Helped by a lightened debt load, Ford posted a surprise second-quarter profit of $2.8 billion Thursday, following the worst loss in company history a year earlier. The net profit ends a string of four straight quarterly losses for the nation's second-largest automaker, which has gained U.S. market share at the expense of cross town rivals Chrysler and General Motors, both of which spent time under bankruptcy court supervision.

 

Ford last went into the black in the first quarter of 2008, with net profit of $70 million.
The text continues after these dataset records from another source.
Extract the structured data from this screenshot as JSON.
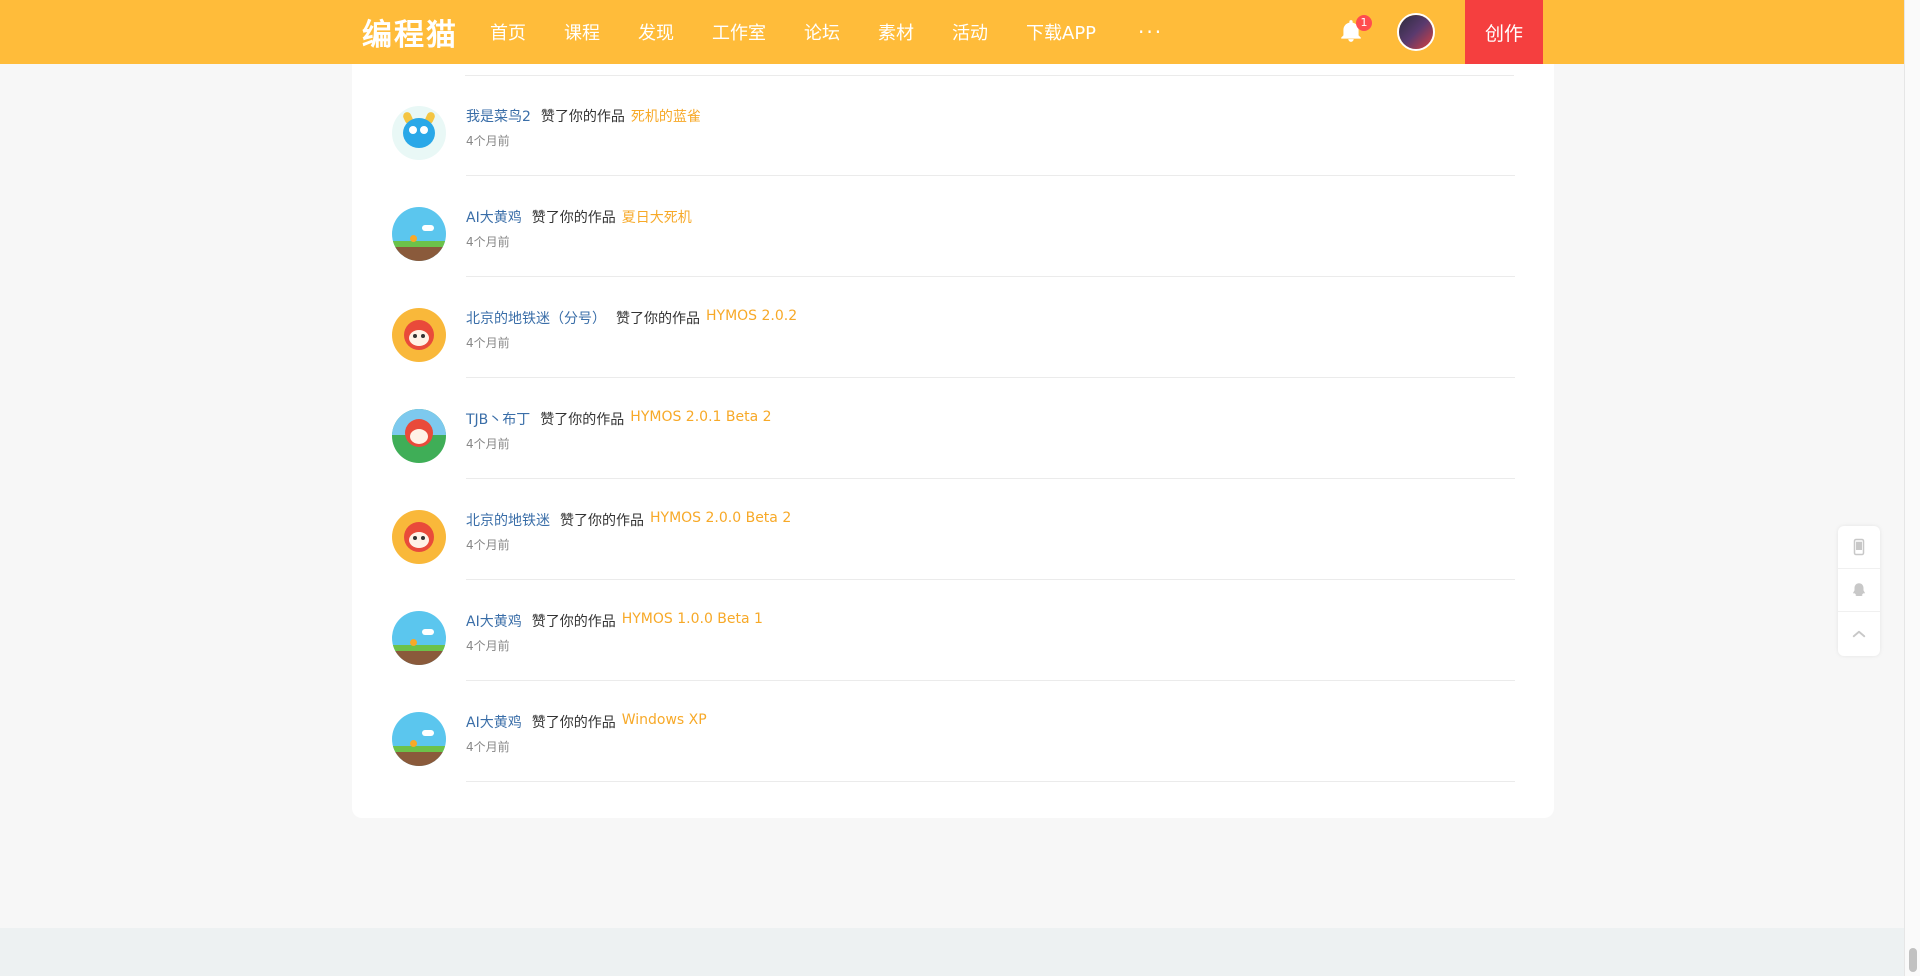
{
  "header": {
    "logo": "编程猫",
    "nav": [
      "首页",
      "课程",
      "发现",
      "工作室",
      "论坛",
      "素材",
      "活动",
      "下载APP"
    ],
    "more": "···",
    "notification_count": "1",
    "create_label": "创作"
  },
  "feed": {
    "items": [
      {
        "user": "我是菜鸟2",
        "action": "赞了你的作品",
        "work": "死机的蓝雀",
        "time": "4个月前",
        "avatar": "blue-bird"
      },
      {
        "user": "AI大黄鸡",
        "action": "赞了你的作品",
        "work": "夏日大死机",
        "time": "4个月前",
        "avatar": "scene"
      },
      {
        "user": "北京的地铁迷（分号）",
        "action": "赞了你的作品",
        "work": "HYMOS 2.0.2",
        "time": "4个月前",
        "avatar": "fox"
      },
      {
        "user": "TJB丶布丁",
        "action": "赞了你的作品",
        "work": "HYMOS 2.0.1 Beta 2",
        "time": "4个月前",
        "avatar": "fox-green"
      },
      {
        "user": "北京的地铁迷",
        "action": "赞了你的作品",
        "work": "HYMOS 2.0.0 Beta 2",
        "time": "4个月前",
        "avatar": "fox"
      },
      {
        "user": "AI大黄鸡",
        "action": "赞了你的作品",
        "work": "HYMOS 1.0.0 Beta 1",
        "time": "4个月前",
        "avatar": "scene"
      },
      {
        "user": "AI大黄鸡",
        "action": "赞了你的作品",
        "work": "Windows XP",
        "time": "4个月前",
        "avatar": "scene"
      }
    ]
  },
  "float_bar": {
    "icons": [
      "phone-icon",
      "qq-icon",
      "back-to-top-icon"
    ]
  },
  "colors": {
    "header_bg": "#ffbc3a",
    "create_bg": "#f53f3f",
    "user_link": "#3a6ea8",
    "work_link": "#f7a928"
  }
}
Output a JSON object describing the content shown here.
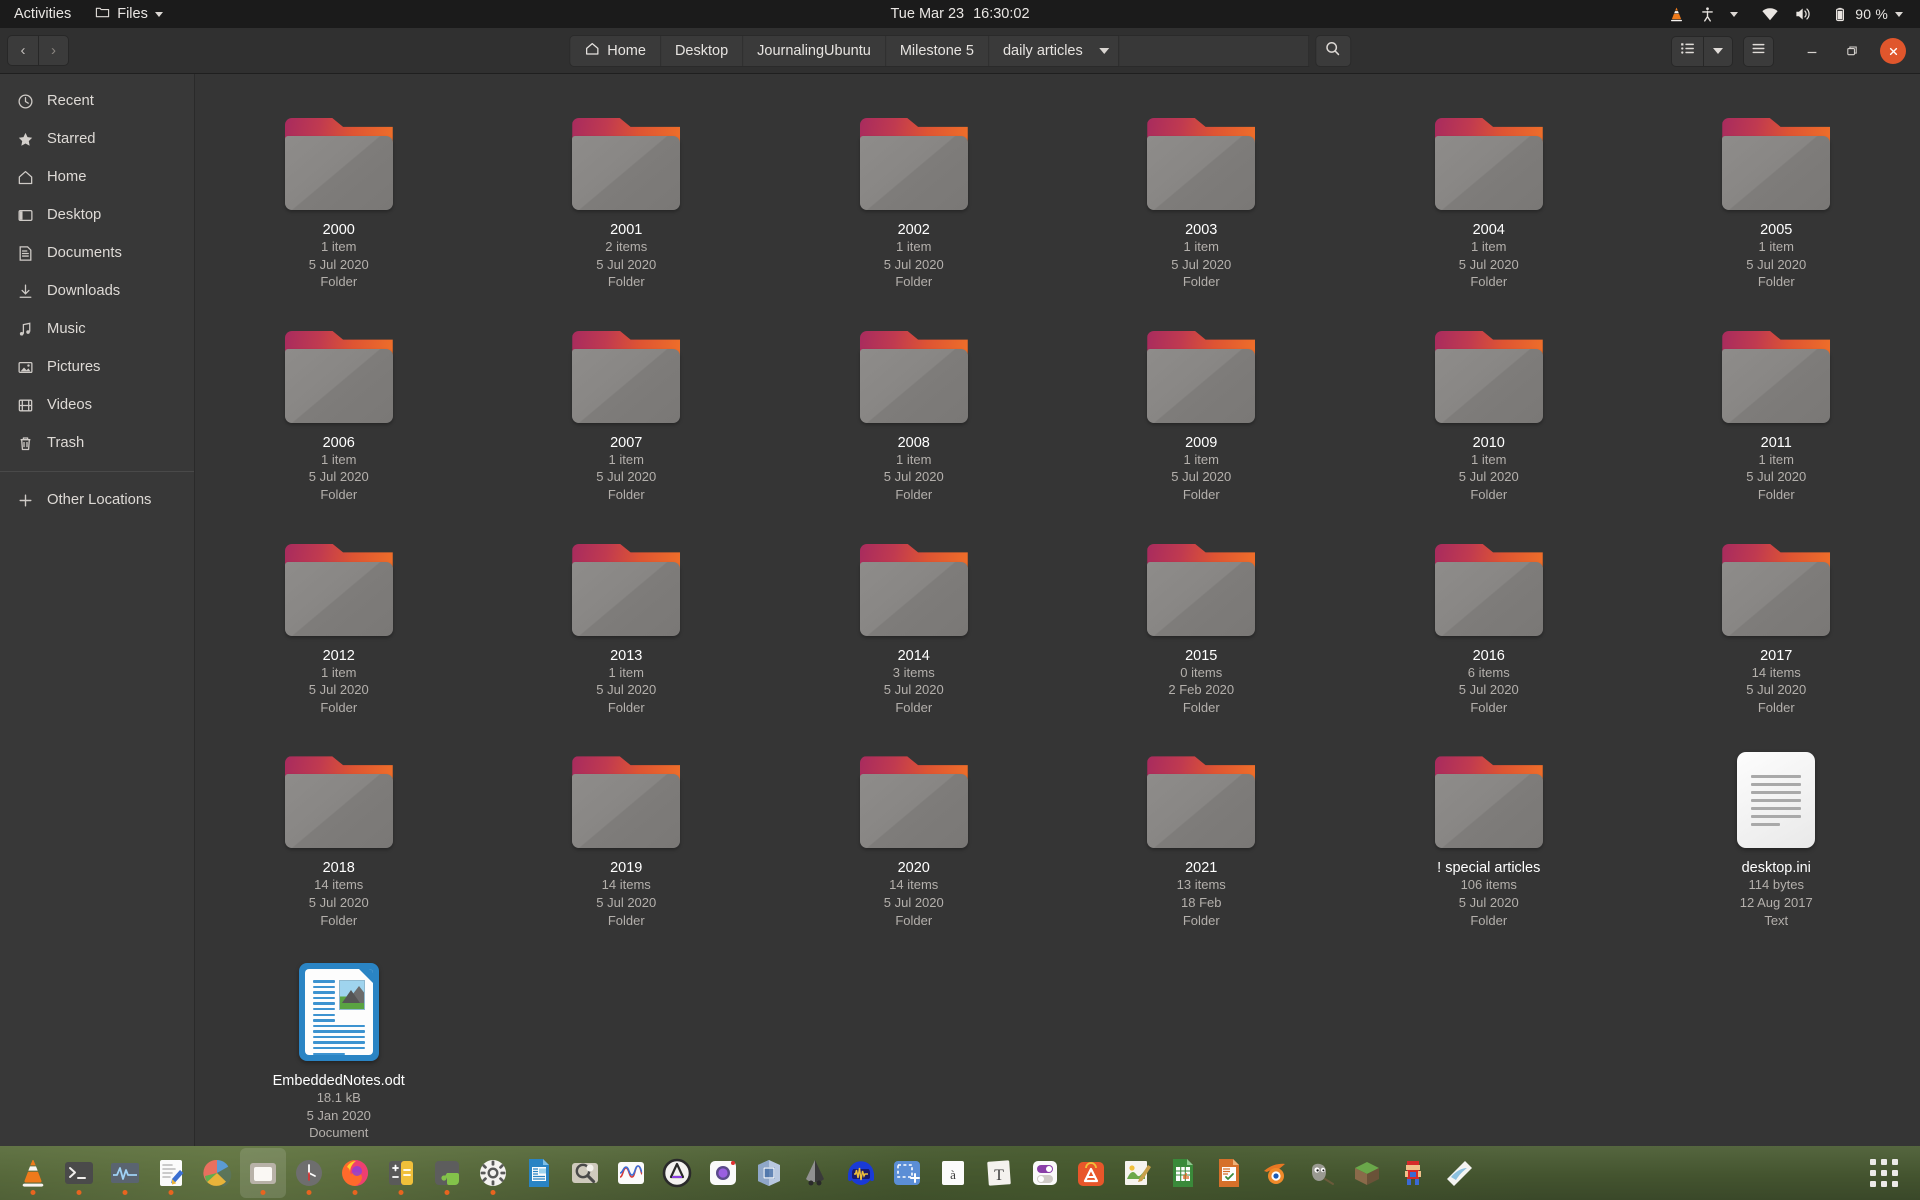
{
  "topbar": {
    "activities": "Activities",
    "app_menu": {
      "label": "Files",
      "icon": "folder-icon"
    },
    "clock": {
      "date": "Tue Mar 23",
      "time": "16:30:02"
    },
    "tray": {
      "vlc_icon": "vlc-cone-icon",
      "accessibility_icon": "accessibility-icon",
      "network_icon": "wifi-icon",
      "volume_icon": "speaker-icon",
      "battery_icon": "battery-icon",
      "battery_label": "90 %"
    }
  },
  "headerbar": {
    "back_label": "‹",
    "forward_label": "›",
    "breadcrumbs": [
      {
        "label": "Home",
        "icon": "home-icon"
      },
      {
        "label": "Desktop"
      },
      {
        "label": "JournalingUbuntu"
      },
      {
        "label": "Milestone 5"
      },
      {
        "label": "daily articles",
        "has_dropdown": true
      }
    ],
    "path_entry_value": "",
    "search_icon": "search-icon",
    "view_toggle_icon": "list-view-icon",
    "view_dropdown_icon": "chevron-down-icon",
    "menu_icon": "hamburger-menu-icon",
    "minimize_label": "—",
    "maximize_label": "❐",
    "close_label": "✕"
  },
  "sidebar": {
    "items": [
      {
        "label": "Recent",
        "icon": "clock-icon"
      },
      {
        "label": "Starred",
        "icon": "star-icon"
      },
      {
        "label": "Home",
        "icon": "home-icon"
      },
      {
        "label": "Desktop",
        "icon": "desktop-icon"
      },
      {
        "label": "Documents",
        "icon": "documents-icon"
      },
      {
        "label": "Downloads",
        "icon": "download-icon"
      },
      {
        "label": "Music",
        "icon": "music-note-icon"
      },
      {
        "label": "Pictures",
        "icon": "picture-icon"
      },
      {
        "label": "Videos",
        "icon": "video-icon"
      },
      {
        "label": "Trash",
        "icon": "trash-icon"
      }
    ],
    "other_locations": {
      "label": "Other Locations",
      "icon": "plus-icon"
    }
  },
  "files": [
    {
      "name": "2000",
      "kind": "folder",
      "items": "1 item",
      "date": "5 Jul 2020",
      "type": "Folder"
    },
    {
      "name": "2001",
      "kind": "folder",
      "items": "2 items",
      "date": "5 Jul 2020",
      "type": "Folder"
    },
    {
      "name": "2002",
      "kind": "folder",
      "items": "1 item",
      "date": "5 Jul 2020",
      "type": "Folder"
    },
    {
      "name": "2003",
      "kind": "folder",
      "items": "1 item",
      "date": "5 Jul 2020",
      "type": "Folder"
    },
    {
      "name": "2004",
      "kind": "folder",
      "items": "1 item",
      "date": "5 Jul 2020",
      "type": "Folder"
    },
    {
      "name": "2005",
      "kind": "folder",
      "items": "1 item",
      "date": "5 Jul 2020",
      "type": "Folder"
    },
    {
      "name": "2006",
      "kind": "folder",
      "items": "1 item",
      "date": "5 Jul 2020",
      "type": "Folder"
    },
    {
      "name": "2007",
      "kind": "folder",
      "items": "1 item",
      "date": "5 Jul 2020",
      "type": "Folder"
    },
    {
      "name": "2008",
      "kind": "folder",
      "items": "1 item",
      "date": "5 Jul 2020",
      "type": "Folder"
    },
    {
      "name": "2009",
      "kind": "folder",
      "items": "1 item",
      "date": "5 Jul 2020",
      "type": "Folder"
    },
    {
      "name": "2010",
      "kind": "folder",
      "items": "1 item",
      "date": "5 Jul 2020",
      "type": "Folder"
    },
    {
      "name": "2011",
      "kind": "folder",
      "items": "1 item",
      "date": "5 Jul 2020",
      "type": "Folder"
    },
    {
      "name": "2012",
      "kind": "folder",
      "items": "1 item",
      "date": "5 Jul 2020",
      "type": "Folder"
    },
    {
      "name": "2013",
      "kind": "folder",
      "items": "1 item",
      "date": "5 Jul 2020",
      "type": "Folder"
    },
    {
      "name": "2014",
      "kind": "folder",
      "items": "3 items",
      "date": "5 Jul 2020",
      "type": "Folder"
    },
    {
      "name": "2015",
      "kind": "folder",
      "items": "0 items",
      "date": "2 Feb 2020",
      "type": "Folder"
    },
    {
      "name": "2016",
      "kind": "folder",
      "items": "6 items",
      "date": "5 Jul 2020",
      "type": "Folder"
    },
    {
      "name": "2017",
      "kind": "folder",
      "items": "14 items",
      "date": "5 Jul 2020",
      "type": "Folder"
    },
    {
      "name": "2018",
      "kind": "folder",
      "items": "14 items",
      "date": "5 Jul 2020",
      "type": "Folder"
    },
    {
      "name": "2019",
      "kind": "folder",
      "items": "14 items",
      "date": "5 Jul 2020",
      "type": "Folder"
    },
    {
      "name": "2020",
      "kind": "folder",
      "items": "14 items",
      "date": "5 Jul 2020",
      "type": "Folder"
    },
    {
      "name": "2021",
      "kind": "folder",
      "items": "13 items",
      "date": "18 Feb",
      "type": "Folder"
    },
    {
      "name": "! special articles",
      "kind": "folder",
      "items": "106 items",
      "date": "5 Jul 2020",
      "type": "Folder"
    },
    {
      "name": "desktop.ini",
      "kind": "textfile",
      "items": "114 bytes",
      "date": "12 Aug 2017",
      "type": "Text"
    },
    {
      "name": "EmbeddedNotes.odt",
      "kind": "odt",
      "items": "18.1 kB",
      "date": "5 Jan 2020",
      "type": "Document"
    }
  ],
  "dock": {
    "items": [
      {
        "icon": "vlc-icon",
        "running": true
      },
      {
        "icon": "terminal-icon",
        "running": true
      },
      {
        "icon": "system-monitor-icon",
        "running": true
      },
      {
        "icon": "text-editor-icon",
        "running": true
      },
      {
        "icon": "disk-usage-icon",
        "running": false
      },
      {
        "icon": "files-icon",
        "running": true,
        "active": true
      },
      {
        "icon": "clocks-icon",
        "running": true
      },
      {
        "icon": "firefox-icon",
        "running": true
      },
      {
        "icon": "calculator-icon",
        "running": true
      },
      {
        "icon": "extensions-icon",
        "running": true
      },
      {
        "icon": "settings-icon",
        "running": true
      },
      {
        "icon": "libreoffice-writer-icon",
        "running": false
      },
      {
        "icon": "search-tool-icon",
        "running": false
      },
      {
        "icon": "graph-plot-icon",
        "running": false
      },
      {
        "icon": "ardour-icon",
        "running": false
      },
      {
        "icon": "camera-icon",
        "running": false
      },
      {
        "icon": "virtualbox-icon",
        "running": false
      },
      {
        "icon": "inkscape-icon",
        "running": false
      },
      {
        "icon": "audacity-icon",
        "running": false
      },
      {
        "icon": "screenshot-icon",
        "running": false
      },
      {
        "icon": "character-map-icon",
        "running": false
      },
      {
        "icon": "fonts-icon",
        "running": false
      },
      {
        "icon": "tweaks-icon",
        "running": false
      },
      {
        "icon": "ubuntu-software-icon",
        "running": false
      },
      {
        "icon": "libreoffice-draw-icon",
        "running": false
      },
      {
        "icon": "libreoffice-calc-icon",
        "running": false
      },
      {
        "icon": "libreoffice-impress-icon",
        "running": false
      },
      {
        "icon": "blender-icon",
        "running": false
      },
      {
        "icon": "gimp-icon",
        "running": false
      },
      {
        "icon": "minecraft-icon",
        "running": false
      },
      {
        "icon": "game-sprite-icon",
        "running": false
      },
      {
        "icon": "paper-app-icon",
        "running": false
      }
    ],
    "show_apps_icon": "app-grid-icon"
  },
  "colors": {
    "accent": "#e8641f",
    "close_button": "#e0562c",
    "window_bg": "#353535",
    "sidebar_bg": "#383838",
    "headerbar_bg": "#303030",
    "topbar_bg": "#1b1b1b"
  }
}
However, excluding its debt reduction and other items, Dearborn, Mich.-based Ford would have reported a quarterly loss, though smaller than Wall Street expected.

 

Chief Financial Officer Lewis Booth said the improved second-quarter results are a sign that the company's cost cuts and emphasis on new products are paying off. He stuck to Ford's earlier prediction that it would return to annual profitability in 2011. "We're 18 months away, I guess," he said, adding that a full year of profitability hinges on improved auto sales in the U.S. and Europe.

 

Ford reported second-quarter net income of 69 cents a share, compared with a loss of $8.7 billion, or $3.89 a share, for the same quarter a year ago. The profit came because of a $3.4 billion gain due to debt reduction. In March Ford swapped stock and cash to reduce its loan and bond debt by $7.7 billion. The company has cut its debt by $10.1 billion for 2009, and is likely to take further steps this year to lower debt and raise cash.

 

But excluding special items, including the debt reduction, Ford would have lost $424 million, or 21 cents a share. Still, that beat analysts' expectations of a per share loss of 50 cents on revenue of $24.7 billion. Excluding special items, the company lost just over $1 billion in the second quarter of last year.

 

Ford spent $1 billion more in cash than it earned in the quarter, compared to $1.4 billion in the first quarter of 2009. Revenue totaled $27.2 billion, $11 billion less than a year earlier.

 

Ford is predicting a modest improvement in U.S. sales next year to about 12.2 million light vehicles. Sales so far this year have run below an annual rate of 10 million. The company said it made $1.8 billion in structural cost cuts during the second quarter, with $1.2 billion coming in North America.